A noção de vácuo como 'vazio' ou 'nada' torna-se uma arma de retórica na língua de adeptos do ateísmo que consideram isso uma maneira de atacar o princípio básico de que 'nada existe sem uma causa'. Como vácuo tem como sinônimo o 'nada', então 'o nada pode gerar tudo' torna-se um novo motto para o ateísmo. O vácuo quântico não corresponde ao 'nada', mas está simplesmente preenchido por algo intangível.

Chegamos a uma situação engraçada hoje, quando espiritualistas exaltados, que vêem com bons olhos as descobertas da física sobre o papel do vácuo físico, fazem coro com ateus no reconhecimento do papel criador desse novo vazio que tem em comum com o 'nada' apenas semelhança de palavras...

Notas e referências
  1. Ainda hoje, há quem acredite no éter luminífero. O conceito de 'éter luminífero' tornou-se uma bandeira de físicos que não aceitam as explicações padrão em relatividade e cosmologia. 
  2. Ver: http://www.daylightatheism.org/2009/09/cfac-its-all-because-of-quantum.html (acesso em Dezembro de 2012);
  3. Lamoreaux, S. K. (1997). "Demonstration of the Casimir Force in the 0.6 to 6 μm Range". Physical Review Letters 78: 5;
  4. Trecho original:
Logically speaking, there are only two possibilities for the ultimate origin of the universe: either there is an infinite regress of causes, or there is a first cause that cannot be explained in terms of earlier causes. Both atheists and theists should be able to agree that those are the choices. If there's an infinite regress of causes, it seems pointless to keep investigating further and further back; such a quest would be guaranteed never to end.

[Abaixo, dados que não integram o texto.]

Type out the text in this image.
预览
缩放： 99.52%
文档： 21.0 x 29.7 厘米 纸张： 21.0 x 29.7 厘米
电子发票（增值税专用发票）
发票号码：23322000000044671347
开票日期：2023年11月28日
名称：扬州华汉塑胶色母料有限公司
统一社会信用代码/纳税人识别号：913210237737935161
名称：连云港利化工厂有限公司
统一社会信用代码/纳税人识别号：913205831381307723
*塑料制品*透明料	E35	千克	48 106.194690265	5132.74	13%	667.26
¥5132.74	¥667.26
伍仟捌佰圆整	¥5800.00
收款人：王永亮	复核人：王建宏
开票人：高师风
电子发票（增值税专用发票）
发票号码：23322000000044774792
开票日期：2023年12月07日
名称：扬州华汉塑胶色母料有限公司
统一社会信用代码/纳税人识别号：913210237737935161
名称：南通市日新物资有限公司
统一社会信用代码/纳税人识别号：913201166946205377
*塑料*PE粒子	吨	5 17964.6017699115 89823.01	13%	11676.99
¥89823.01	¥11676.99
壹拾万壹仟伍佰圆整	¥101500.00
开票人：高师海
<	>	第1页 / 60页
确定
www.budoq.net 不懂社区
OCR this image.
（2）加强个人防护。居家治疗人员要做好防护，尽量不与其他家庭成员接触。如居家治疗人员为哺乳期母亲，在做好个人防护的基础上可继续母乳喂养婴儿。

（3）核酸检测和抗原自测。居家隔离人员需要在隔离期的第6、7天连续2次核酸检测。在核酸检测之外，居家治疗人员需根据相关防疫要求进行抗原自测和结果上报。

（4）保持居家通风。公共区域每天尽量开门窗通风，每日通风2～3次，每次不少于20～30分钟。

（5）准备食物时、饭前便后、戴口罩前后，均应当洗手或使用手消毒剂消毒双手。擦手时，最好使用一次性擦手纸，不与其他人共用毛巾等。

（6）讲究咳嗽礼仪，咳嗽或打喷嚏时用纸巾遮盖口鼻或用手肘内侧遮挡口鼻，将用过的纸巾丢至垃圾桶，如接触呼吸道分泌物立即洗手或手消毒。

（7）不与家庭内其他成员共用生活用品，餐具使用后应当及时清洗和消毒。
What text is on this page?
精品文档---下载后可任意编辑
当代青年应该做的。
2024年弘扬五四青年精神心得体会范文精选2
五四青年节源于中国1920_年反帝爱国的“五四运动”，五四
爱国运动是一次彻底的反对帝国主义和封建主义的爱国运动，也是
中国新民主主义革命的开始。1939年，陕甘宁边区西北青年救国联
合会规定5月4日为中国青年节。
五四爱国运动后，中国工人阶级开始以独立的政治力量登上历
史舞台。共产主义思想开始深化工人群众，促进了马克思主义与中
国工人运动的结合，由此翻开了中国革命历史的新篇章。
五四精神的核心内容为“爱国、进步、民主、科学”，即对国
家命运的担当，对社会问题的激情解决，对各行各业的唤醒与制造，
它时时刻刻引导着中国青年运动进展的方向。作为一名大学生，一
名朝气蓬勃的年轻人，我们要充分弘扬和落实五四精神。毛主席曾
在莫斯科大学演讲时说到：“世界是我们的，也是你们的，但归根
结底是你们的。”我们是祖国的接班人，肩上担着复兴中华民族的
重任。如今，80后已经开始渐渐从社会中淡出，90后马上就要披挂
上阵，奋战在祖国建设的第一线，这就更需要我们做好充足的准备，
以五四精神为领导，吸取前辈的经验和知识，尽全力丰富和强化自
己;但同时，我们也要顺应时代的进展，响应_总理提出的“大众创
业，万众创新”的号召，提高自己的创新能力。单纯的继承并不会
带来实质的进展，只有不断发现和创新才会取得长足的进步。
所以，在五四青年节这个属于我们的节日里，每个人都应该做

If there is a first cause, though, we can productively ask questions about what sort of thing it might be. 
This is where Craig and Strobel run into trouble, because we already have an excellent candidate for a first cause: the quantum vacuum, a timeless, chaotic state that continually spawns new universes through random statistical fluctuation. We already know that the vacuum exists and we know what many of its properties are, so no new entities are required in this explanation. In arbitrarily deciding that the vacuum must have a cause, however, Craig introduces a new entity - a supernatural deity which he believes has the power to create new universes. This is something we have no experimental evidence for, and it solves the first-cause problem no better than making the vacuum the first cause.